По скверику деловито прошагал высокий мужчина с портфелем.
- А вот этот дядечка - точно какой-нибудь ответственный работник. Может быть, главный инженер на заводе. Или даже директор.
- Не знаю, кто он сейчас, но совсем недавно он служил в армии, - сказал Гюнтер. - У него и выправка, и походка военного, причем кадрового. Не исключено, что он и сейчас служит. Ну, например, приехал в отпуск, решает какие-то семейные вопросы.
- В разведке, что ли, служить готовишься? - спросила Катюшка, почти не тая восхищения.
- Просто люблю наблюдать. Ты ведь знаешь, я созерцатель. А ты у нас фантазер. Это даже лучше - ты вперед продвигаешься быстрее, у тебя дерзость есть, напор.
- А у тебя - понимание. Я ведь не всегда сообразить успеваю, мимо чего проскакиваю, - Катюшка засмеялась. - Так, сначала гадостей друг другу наговорили, теперь похвалили друг друга.

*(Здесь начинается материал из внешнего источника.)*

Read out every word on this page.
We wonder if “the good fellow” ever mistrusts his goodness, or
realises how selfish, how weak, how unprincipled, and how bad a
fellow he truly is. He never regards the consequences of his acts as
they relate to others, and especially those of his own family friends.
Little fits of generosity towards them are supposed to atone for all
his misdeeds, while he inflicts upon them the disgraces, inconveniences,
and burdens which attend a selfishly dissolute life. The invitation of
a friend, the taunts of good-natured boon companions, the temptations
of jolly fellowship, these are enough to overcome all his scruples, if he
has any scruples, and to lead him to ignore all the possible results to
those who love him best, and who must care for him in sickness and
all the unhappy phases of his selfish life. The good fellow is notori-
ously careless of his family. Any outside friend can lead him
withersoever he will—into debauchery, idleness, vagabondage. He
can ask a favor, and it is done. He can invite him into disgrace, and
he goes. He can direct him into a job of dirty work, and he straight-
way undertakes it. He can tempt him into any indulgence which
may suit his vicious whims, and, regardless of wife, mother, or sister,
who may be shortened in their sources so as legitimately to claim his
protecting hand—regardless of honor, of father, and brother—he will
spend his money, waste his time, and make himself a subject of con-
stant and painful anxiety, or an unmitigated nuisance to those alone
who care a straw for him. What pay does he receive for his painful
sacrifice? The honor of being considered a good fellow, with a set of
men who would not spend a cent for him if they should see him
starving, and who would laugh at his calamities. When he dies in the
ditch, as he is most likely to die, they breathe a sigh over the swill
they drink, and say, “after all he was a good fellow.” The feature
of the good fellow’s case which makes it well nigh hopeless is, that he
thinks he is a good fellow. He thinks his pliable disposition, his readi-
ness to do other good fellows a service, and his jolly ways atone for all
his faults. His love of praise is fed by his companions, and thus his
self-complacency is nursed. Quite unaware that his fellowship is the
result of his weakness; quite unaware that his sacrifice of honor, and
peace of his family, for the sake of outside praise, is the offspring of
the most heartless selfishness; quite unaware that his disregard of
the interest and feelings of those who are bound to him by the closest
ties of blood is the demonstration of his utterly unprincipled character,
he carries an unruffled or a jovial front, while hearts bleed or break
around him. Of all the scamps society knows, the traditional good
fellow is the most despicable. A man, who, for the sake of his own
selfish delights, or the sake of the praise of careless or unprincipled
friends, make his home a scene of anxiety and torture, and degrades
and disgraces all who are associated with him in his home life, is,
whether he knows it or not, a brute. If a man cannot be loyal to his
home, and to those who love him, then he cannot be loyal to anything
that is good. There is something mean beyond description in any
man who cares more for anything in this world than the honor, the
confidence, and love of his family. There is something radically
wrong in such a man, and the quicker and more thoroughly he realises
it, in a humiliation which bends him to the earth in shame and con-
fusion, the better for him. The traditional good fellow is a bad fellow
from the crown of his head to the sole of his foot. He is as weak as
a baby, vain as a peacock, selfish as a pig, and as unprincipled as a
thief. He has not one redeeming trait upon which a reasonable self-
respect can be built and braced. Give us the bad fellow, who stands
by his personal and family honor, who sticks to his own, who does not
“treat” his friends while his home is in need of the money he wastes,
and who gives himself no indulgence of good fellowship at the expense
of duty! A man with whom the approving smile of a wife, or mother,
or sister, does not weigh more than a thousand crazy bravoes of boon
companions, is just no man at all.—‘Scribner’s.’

Дальше-то что?
А дальше - скверик пересекли, отбивая каблучками дробь, две девушки в светлых платьях. Лица озабоченные, в руках - тугие свитки чертежей.
- Студентки, - Катюшка вздохнула. - У них экзамены, наверное, уже начались.
Помолчала, сосредоточенно глядя на рыжую кошку, которая отчаялась добыть себе обед и тешилась теперь единственным доступным без всяких ухищрений удовольствием - грела бока на солнцепеке.
- Гюнтер, а ты помнишь то стихотворение? Ну, помнишь, я тогда еще поняла его без перевода? В первый раз поняла, помнишь? - Катюшка заглянула Гюнтеру в глаза.
Она хочет услышать. Это очень, очень важно. Именно сейчас!
Freude, schЖner Gotterfunken,
Tochter aus Elysium,
Wir betreten feuertrunken,
Himmlische, dein Heiligtum.1
Гюнтер говорил тихо-тихо, почти касаясь губами Катюшкиной щеки. Но Катюшке казалось: их слышит весь город. Должен слышать!
Deine Zauber binden wieder,
Was die Mode streng geteilt,
Alle Menschen werden Bruder,
Wo dein sanfter FlЭgel weilt.
- Молодые люди, прошу вас обратить внимание, это общественное место. И к тому же здесь гуляют дети!
Катюшка не сразу поняла, что гневная реплика обращена к ним. Наверное, и вовсе не поняла бы, если бы вдруг не умолк Гюнтер.
Бабушка в шляпке с вуалеткой пристально, с демонстративным неодобрением смотрела на них.
- Целуетесь на скамеечке, ничего вокруг не замечаете. А еще, наверное, комсомольцы!
Какой на редкость противный голос у этой бабушки!
Но разве туча может погасить солнце? Только заслонить на время...
- Комсомольцы! - Катюшка вскочила, с вызовом тряхнула головой и прокричала - так, чтобы слышали город и солнце:
Froh wie seine Sonnen fliegen
Durch des Himmels pracht'gen Plan,
Wandelt, Bruder, eure Bahn,
Freudig wie ein Held zum Siegen.
И, схватив Гюнтера за руку, решительно зашагала прочь.